Here it is almost 7:30 and I haven’t gone out yet. It’s going to warm up today and hopefully this will be the last cold morning for the season. I had Wally cut me some planting triangles and much of today will be spent in the garden. Call me old fashioned, lazy or stupid, but I haven’t put any seeds in yet. The soil is cold and it’s been really wet. It may be too late for peas and carrots, but that’s okay. The goal this season is to get the crop in the ground in a proper way (using biointensive methods), watch them grow and harvest them.
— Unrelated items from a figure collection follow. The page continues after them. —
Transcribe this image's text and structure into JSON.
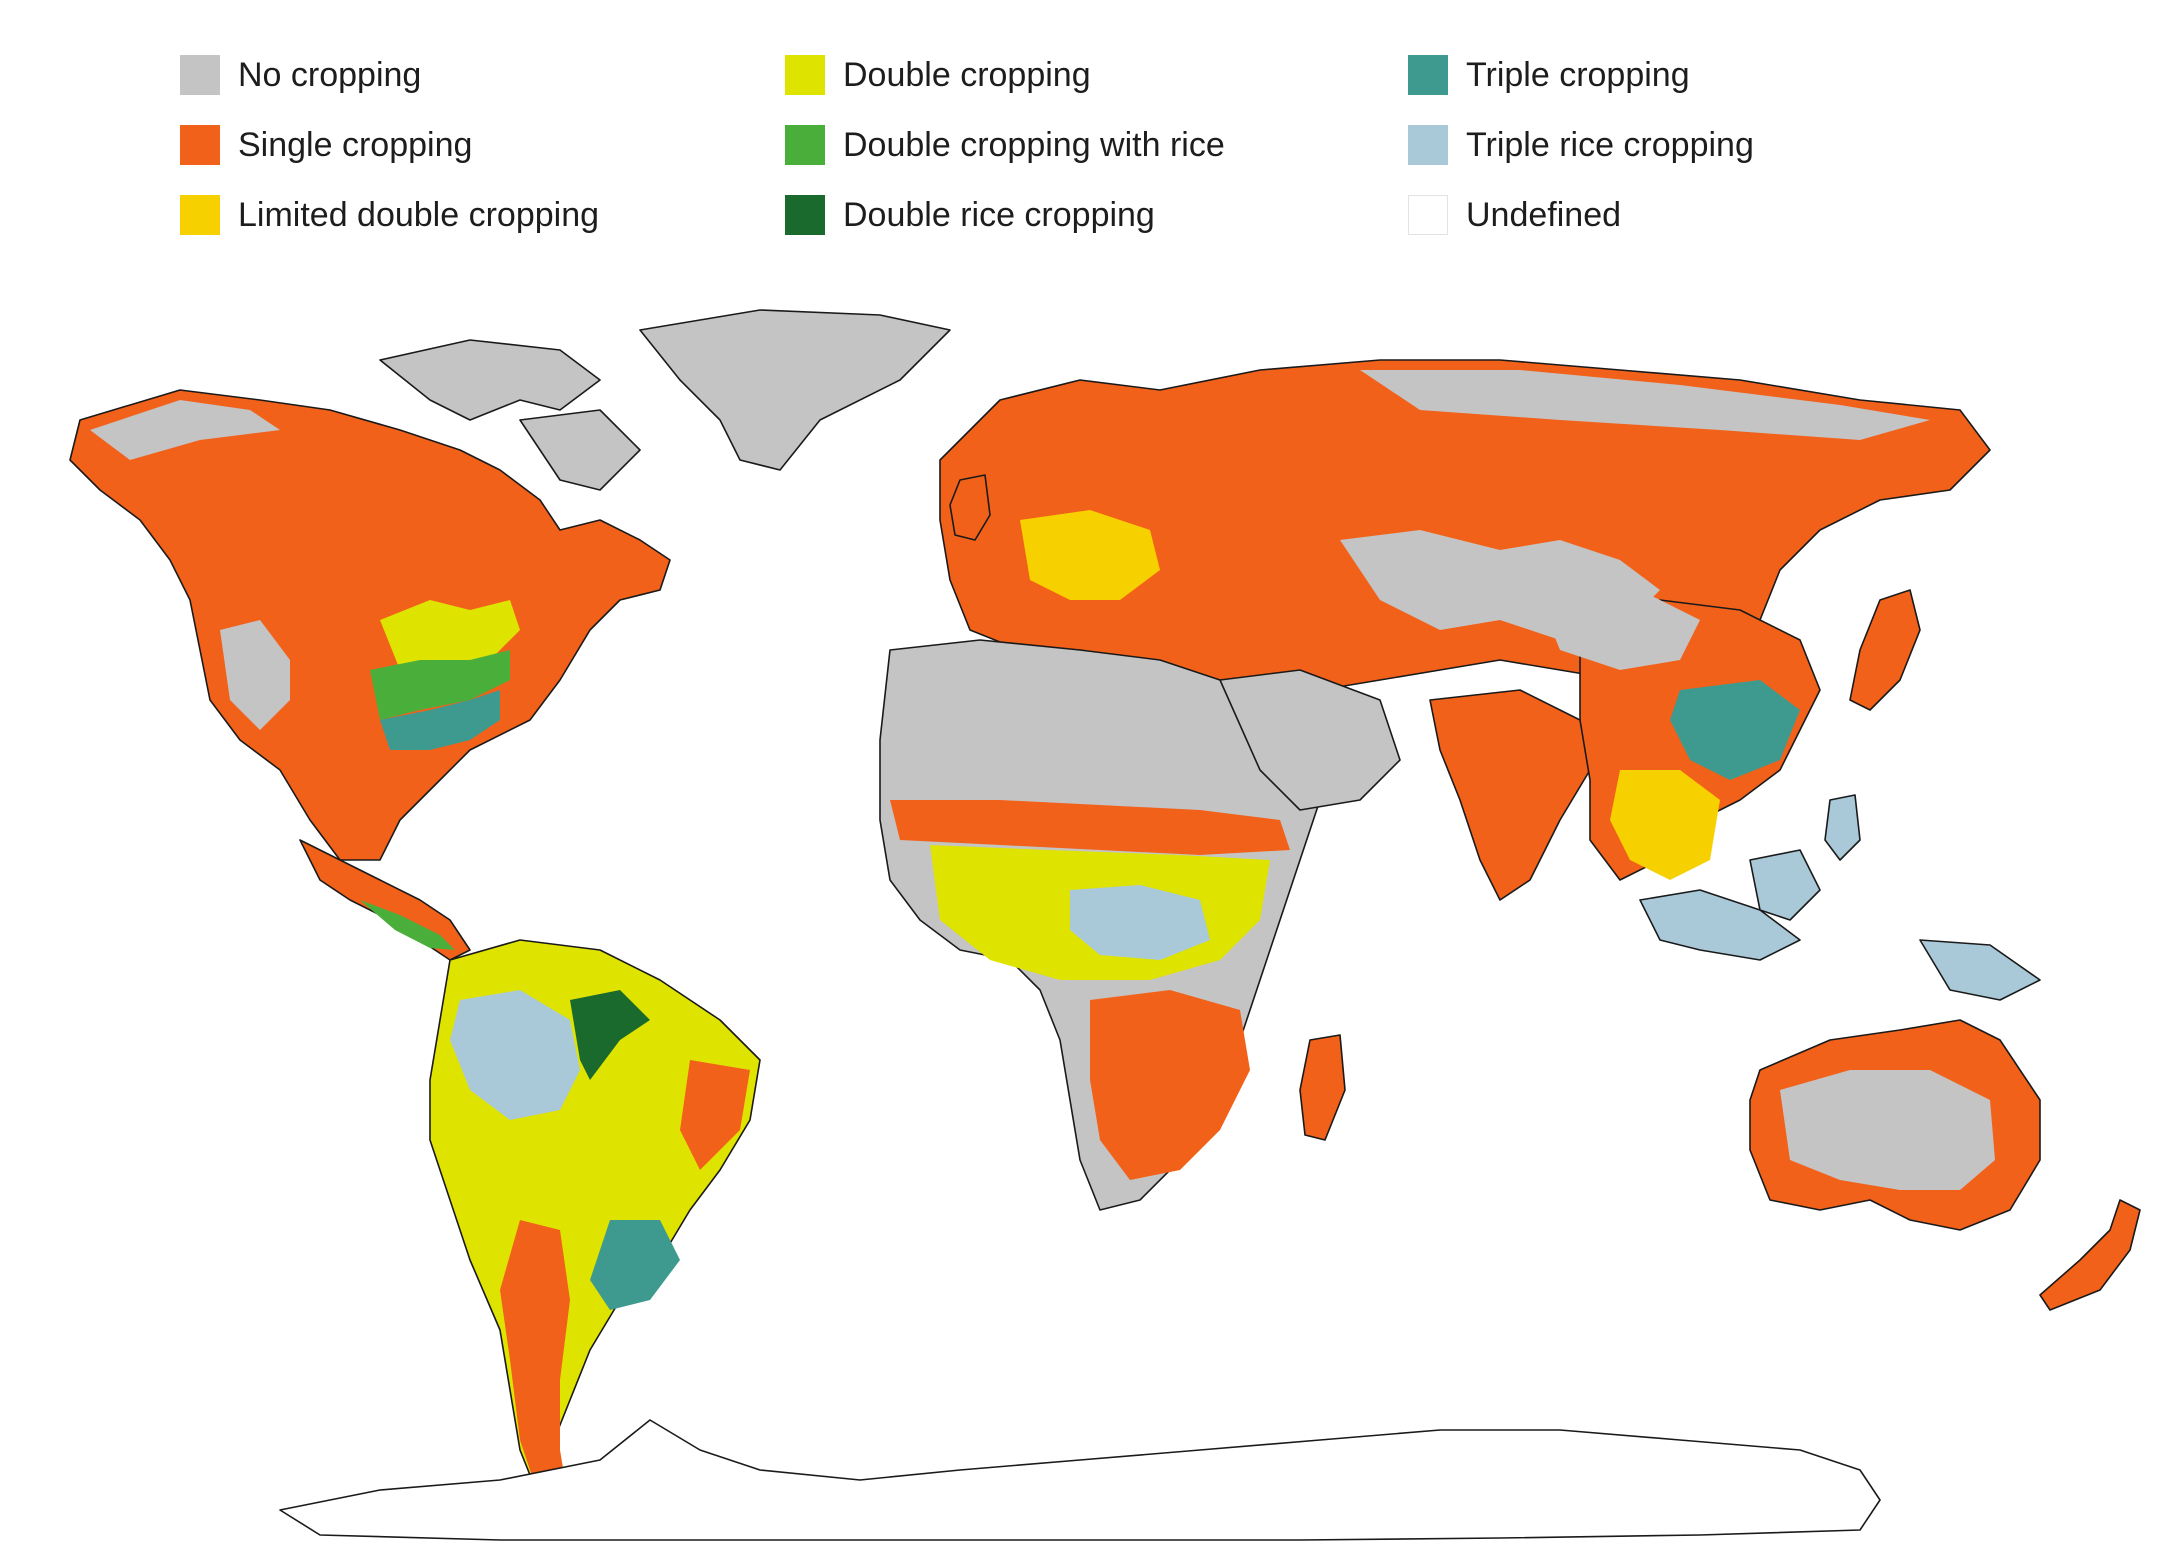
{
  "legend": {
    "items": [
      {
        "key": "no_cropping",
        "label": "No cropping",
        "color": "#c4c4c4"
      },
      {
        "key": "single_cropping",
        "label": "Single cropping",
        "color": "#f2611a"
      },
      {
        "key": "limited_double_cropping",
        "label": "Limited double cropping",
        "color": "#f7d000"
      },
      {
        "key": "double_cropping",
        "label": "Double cropping",
        "color": "#dfe300"
      },
      {
        "key": "double_cropping_rice",
        "label": "Double cropping with rice",
        "color": "#4aaf3a"
      },
      {
        "key": "double_rice_cropping",
        "label": "Double rice cropping",
        "color": "#1b6a2d"
      },
      {
        "key": "triple_cropping",
        "label": "Triple cropping",
        "color": "#3e9a8e"
      },
      {
        "key": "triple_rice_cropping",
        "label": "Triple rice cropping",
        "color": "#a9c9d9"
      },
      {
        "key": "undefined",
        "label": "Undefined",
        "color": "#ffffff"
      }
    ]
  },
  "map": {
    "projection": "world-robinson",
    "regions": [
      {
        "name": "north-america",
        "primary": "single_cropping"
      },
      {
        "name": "greenland",
        "primary": "no_cropping"
      },
      {
        "name": "south-america",
        "primary": "double_cropping"
      },
      {
        "name": "europe-russia",
        "primary": "single_cropping"
      },
      {
        "name": "africa",
        "primary": "no_cropping"
      },
      {
        "name": "asia",
        "primary": "single_cropping"
      },
      {
        "name": "australia",
        "primary": "no_cropping"
      },
      {
        "name": "antarctica",
        "primary": "undefined"
      }
    ]
  }
}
Yesterday, I posted on Facebook a link to a recent post on a blog that I enjoy reading. He writes: “It’s just a slow improvement coupled with the laying in of new habits and practices. It’s a layering, year over year. You do a little more, lay a bit more groundwork each new season, build up a bit more infrastructure, increase your knowledge and better your habits and make it routine, make it normal. It becomes easier. ” I am laying in new habits and practices, layering and laying the groundwork. I do not need to compete with the established farms and their greenhouses and tractors. I need to figure out what we can do, what this farm can do and where we can go from here. As one established farmer told me, “there will soon be a glut of tomatoes on the market. Why compete with that?” He shoots for later season tomatoes. Really, tomatoes should be in full season starting in August, not May (or earlier!). Does growing vegetables out of season (i.e. in heated greenhouses) fall under the “sustainable” umbrella. I’m not so sure. What would you do if there was no electricity or fossil fuel to heat your greenhouse? Sure, you could use wood, but if there was limited electricity or fossil fuel, I’ll bet you’ll be using that wood to heat your house, not your greenhouse.
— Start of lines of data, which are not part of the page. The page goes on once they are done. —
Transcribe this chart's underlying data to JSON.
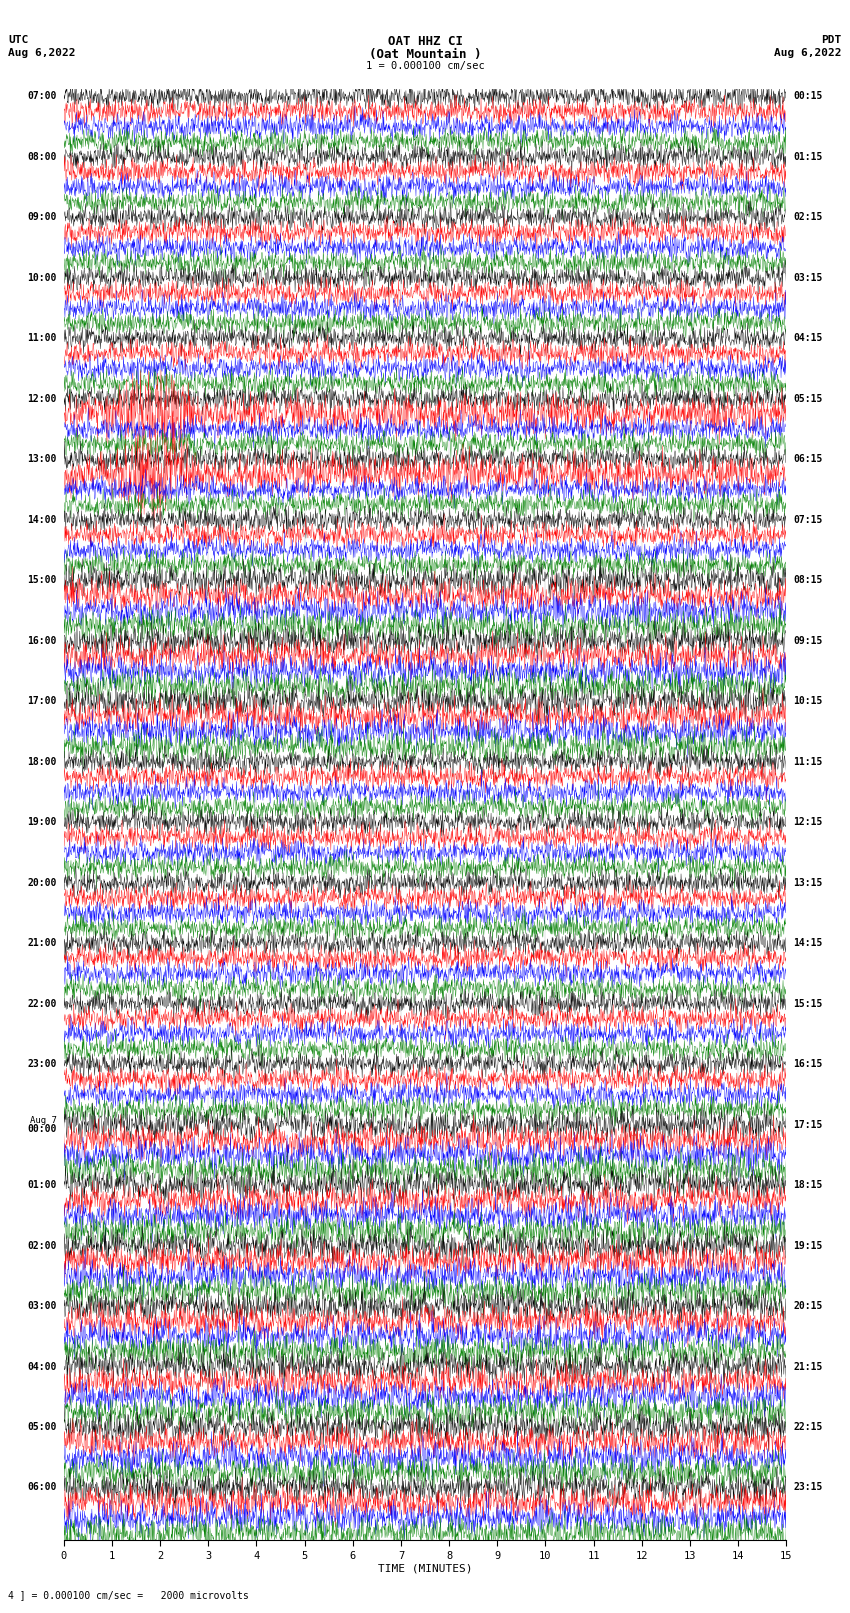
{
  "title_line1": "OAT HHZ CI",
  "title_line2": "(Oat Mountain )",
  "title_scale": "1 = 0.000100 cm/sec",
  "left_timezone": "UTC",
  "left_date": "Aug 6,2022",
  "right_timezone": "PDT",
  "right_date": "Aug 6,2022",
  "bottom_label": "TIME (MINUTES)",
  "bottom_note": "4 ] = 0.000100 cm/sec =   2000 microvolts",
  "xlabel_ticks": [
    0,
    1,
    2,
    3,
    4,
    5,
    6,
    7,
    8,
    9,
    10,
    11,
    12,
    13,
    14,
    15
  ],
  "trace_colors": [
    "black",
    "red",
    "blue",
    "green"
  ],
  "left_times": [
    "07:00",
    "08:00",
    "09:00",
    "10:00",
    "11:00",
    "12:00",
    "13:00",
    "14:00",
    "15:00",
    "16:00",
    "17:00",
    "18:00",
    "19:00",
    "20:00",
    "21:00",
    "22:00",
    "23:00",
    "Aug 7\n00:00",
    "01:00",
    "02:00",
    "03:00",
    "04:00",
    "05:00",
    "06:00"
  ],
  "right_times": [
    "00:15",
    "01:15",
    "02:15",
    "03:15",
    "04:15",
    "05:15",
    "06:15",
    "07:15",
    "08:15",
    "09:15",
    "10:15",
    "11:15",
    "12:15",
    "13:15",
    "14:15",
    "15:15",
    "16:15",
    "17:15",
    "18:15",
    "19:15",
    "20:15",
    "21:15",
    "22:15",
    "23:15"
  ],
  "n_rows": 24,
  "n_traces_per_row": 4,
  "minutes_per_row": 15,
  "background_color": "white",
  "fig_width": 8.5,
  "fig_height": 16.13,
  "dpi": 100
}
I still have not purchased a greenhouse. Eventually I will, but maybe not for this growing season. I want to make sure I get the best greenhouse for our farm, at the best price and put it in the right location. Until we get the new rabbit barn set up and decide where the rabbits will be wintered over, I do not know where the greenhouse will need go. Not only do I want the greenhouse for starting seedlings, but for growing fodder as well. Come the end of the summer (or maybe the height of the summer) we may stumble upon a greenhouse for a good price. That’s what happened with the tiller. We lucked out on that tiller.
I am working on my first cup of coffee which tastes darned good going down. I feel guilty for not getting up and getting Wally his coffee. I’ll have to make it up to him.
Hopefully this weekend we can get another couple of rows tilled in the rabbit area. I’ll be getting Jerusalem Artichoke tubers at the farmer’s market this Saturday and they can go in the ground now. I have close to 900 tiny trailer loads of rabbit manure mulch to haul out there this weekend. Oh for a tractor! One day we will have one, but for now, we’ll do it the old fashioned way.
Speaking of old fashioned ways, one of the items I budgeted for with the RAFI grant was a scythe. If I remember, I’ll call and order that today. With this warm weather, clover and vetch will soon be growing like crazy in the back fields and it will be time to go out and make my crop circles cutting fodder for the rabbits. If all goes well, in a few weeks, we can put the rabbits back on grass. That will be a happy time for all!